The challenges aren’t limited to specialists. General practitioners face similar pressure with Medicare, and hospitals are funded by activity rather than measured by outcomes or care quality. Ung argues for outcome-based policy settings and fair remuneration to align incentives with patient well-being.
Government response and ongoing debate
Health authorities acknowledge the problem and consider reforms. The federal health minister has indicated tackling rising specialist fees will be a priority in the next term, following a focus on improving access to general practice and bulk billing. He also noted constitutional limits on how much governments can compel doctors to charge, while signaling steps to increase transparency—starting with publicly listing specialist fees on the Medical Costs Finder site.

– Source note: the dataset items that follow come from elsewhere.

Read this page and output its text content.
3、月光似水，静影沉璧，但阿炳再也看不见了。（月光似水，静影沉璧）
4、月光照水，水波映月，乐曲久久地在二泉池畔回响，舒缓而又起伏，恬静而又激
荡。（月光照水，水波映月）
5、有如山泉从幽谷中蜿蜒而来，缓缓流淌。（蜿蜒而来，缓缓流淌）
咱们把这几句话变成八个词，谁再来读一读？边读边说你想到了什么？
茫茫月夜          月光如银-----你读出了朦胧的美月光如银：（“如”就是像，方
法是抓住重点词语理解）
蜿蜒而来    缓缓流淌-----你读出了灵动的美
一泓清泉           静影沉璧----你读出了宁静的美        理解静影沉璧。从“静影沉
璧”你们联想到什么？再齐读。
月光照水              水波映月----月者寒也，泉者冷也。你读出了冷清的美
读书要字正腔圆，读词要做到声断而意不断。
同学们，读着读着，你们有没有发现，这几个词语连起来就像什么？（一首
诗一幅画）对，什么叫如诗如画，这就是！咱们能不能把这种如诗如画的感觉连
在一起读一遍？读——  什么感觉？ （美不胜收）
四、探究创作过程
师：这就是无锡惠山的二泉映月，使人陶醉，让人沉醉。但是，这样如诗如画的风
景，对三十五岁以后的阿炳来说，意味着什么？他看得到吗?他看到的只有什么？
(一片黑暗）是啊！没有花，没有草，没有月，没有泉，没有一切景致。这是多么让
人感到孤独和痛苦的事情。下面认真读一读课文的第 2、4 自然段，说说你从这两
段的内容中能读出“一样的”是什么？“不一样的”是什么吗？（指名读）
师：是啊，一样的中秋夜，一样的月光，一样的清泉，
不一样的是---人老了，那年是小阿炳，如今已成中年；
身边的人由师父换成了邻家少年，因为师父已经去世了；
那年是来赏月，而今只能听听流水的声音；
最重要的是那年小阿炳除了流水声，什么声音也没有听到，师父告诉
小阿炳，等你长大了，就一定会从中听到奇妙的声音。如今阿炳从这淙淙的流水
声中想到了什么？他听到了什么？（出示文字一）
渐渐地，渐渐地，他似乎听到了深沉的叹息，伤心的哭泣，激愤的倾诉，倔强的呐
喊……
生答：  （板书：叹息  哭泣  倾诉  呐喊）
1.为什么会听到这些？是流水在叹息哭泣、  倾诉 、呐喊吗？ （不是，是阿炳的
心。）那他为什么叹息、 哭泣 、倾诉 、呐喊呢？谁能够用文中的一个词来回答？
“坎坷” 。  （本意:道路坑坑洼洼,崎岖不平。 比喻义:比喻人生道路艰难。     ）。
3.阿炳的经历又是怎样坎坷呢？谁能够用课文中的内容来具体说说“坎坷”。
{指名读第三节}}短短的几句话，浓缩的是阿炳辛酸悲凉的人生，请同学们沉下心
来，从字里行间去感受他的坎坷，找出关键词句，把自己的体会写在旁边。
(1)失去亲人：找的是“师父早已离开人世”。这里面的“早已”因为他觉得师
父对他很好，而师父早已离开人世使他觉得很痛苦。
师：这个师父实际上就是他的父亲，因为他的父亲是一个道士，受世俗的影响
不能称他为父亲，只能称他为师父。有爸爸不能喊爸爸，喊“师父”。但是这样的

Ung emphasizes that Australia’s health system remains among the best globally, thanks to the collaboration between public and private sectors. But the current pressure is jeopardizing that balance. If private care becomes the default option for more people, strain on public hospitals will grow, underscoring the need for accessible care for everyone.
What this means for you
- Fees for specialist services are a central affordability issue that affects real families, especially those on fixed incomes or with chronic illnesses.
- The problem isn’t about blaming individual doctors but about fixing a system that lacks reliable guardrails and consistent pricing.
- Policy changes—such as clearer fee transparency, ethical pricing standards, and improved funding models—could help ensure more predictable costs and better access to care.
Questions to consider
- Do current pricing and fee structures truly reflect value, outcomes, and patient need, or do they reward volume over care quality?
- How can reforms protect patients who cannot afford private care while maintaining a viable, high-quality specialist sector?
- Should fee transparency be a prerequisite for accessing certain services, or should affordability protections be built into the system regardless of transparency?
If you’d like to explore this topic further, consider how different payment models could balance access, quality, and sustainability in healthcare. What approach feels most fair to you, and why?